Sixty-three-year-old Ahmed Bargouth sits in the shade of a walnut tree and contemplates the view before him.
Behind Bargouth is the Jewish settlement of Har Gilo, built – illegally under international law – on occupied Palestinian territory and fast encroaching on what remains of the diminished village.
And in front of Bargouth's garden, planted with figs, plums, grapes and pomegranates, is an ugly scar of raw flattened earth where Israel is erecting a section of its separation barrier that will encircle the village and cut off farmers from fields, students from places of learning and patients from hospitals.

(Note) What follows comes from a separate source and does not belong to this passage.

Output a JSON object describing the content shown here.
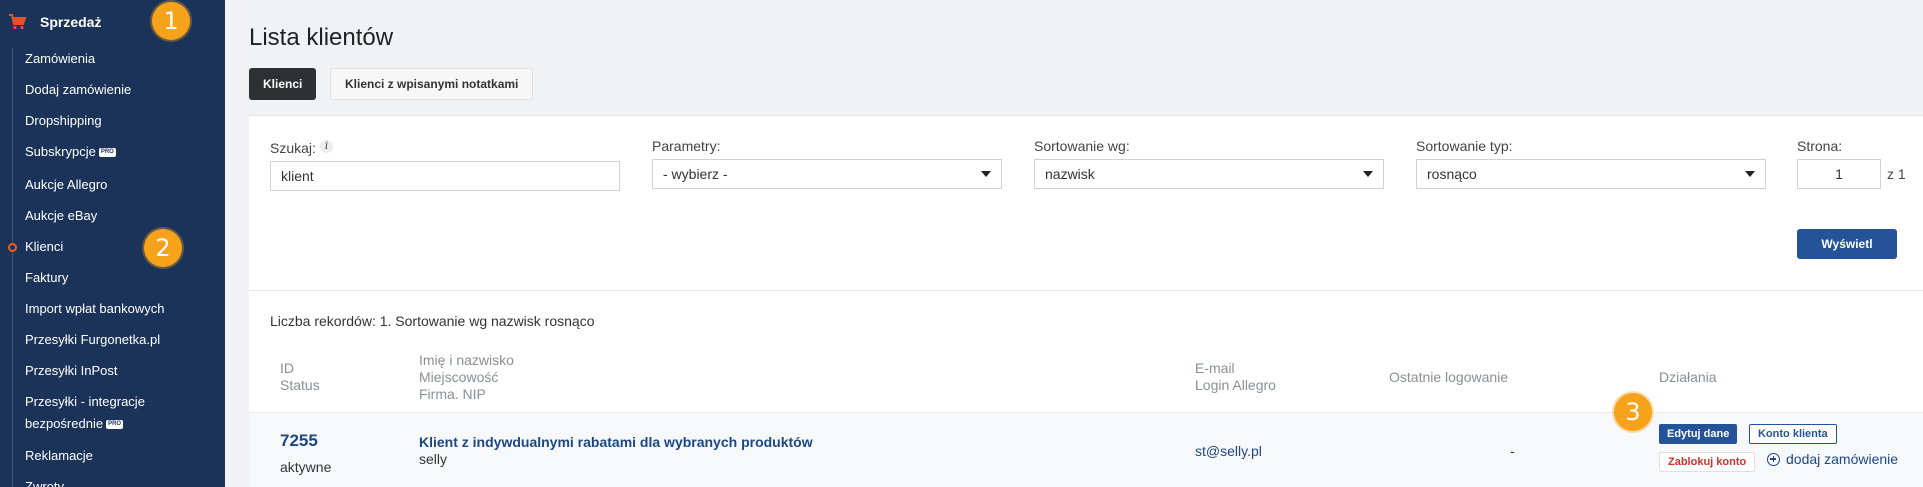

The original route of the barrier – which Israel says is necessary for security reasons – would have cut Al Walaja in two. The community launched a legal petition to keep the village intact, which was granted – with the catch that the revised route, announced in April 2006, would completely encage the village. Al Walaja would become a tiny Palestinian enclave connected to the nearest West Bank town by one road or tunnel controlled by a checkpoint.
This spring the bulldozers arrived. To Bargouth's dismay and anger, the barrier – which he expects to be a concrete base topped by a fence – will run through his land a few metres from his house. To create the required 100 metre-wide strip of restricted ground for the barrier's route, the Israeli military uprooted 88 of Bargouth's olive trees.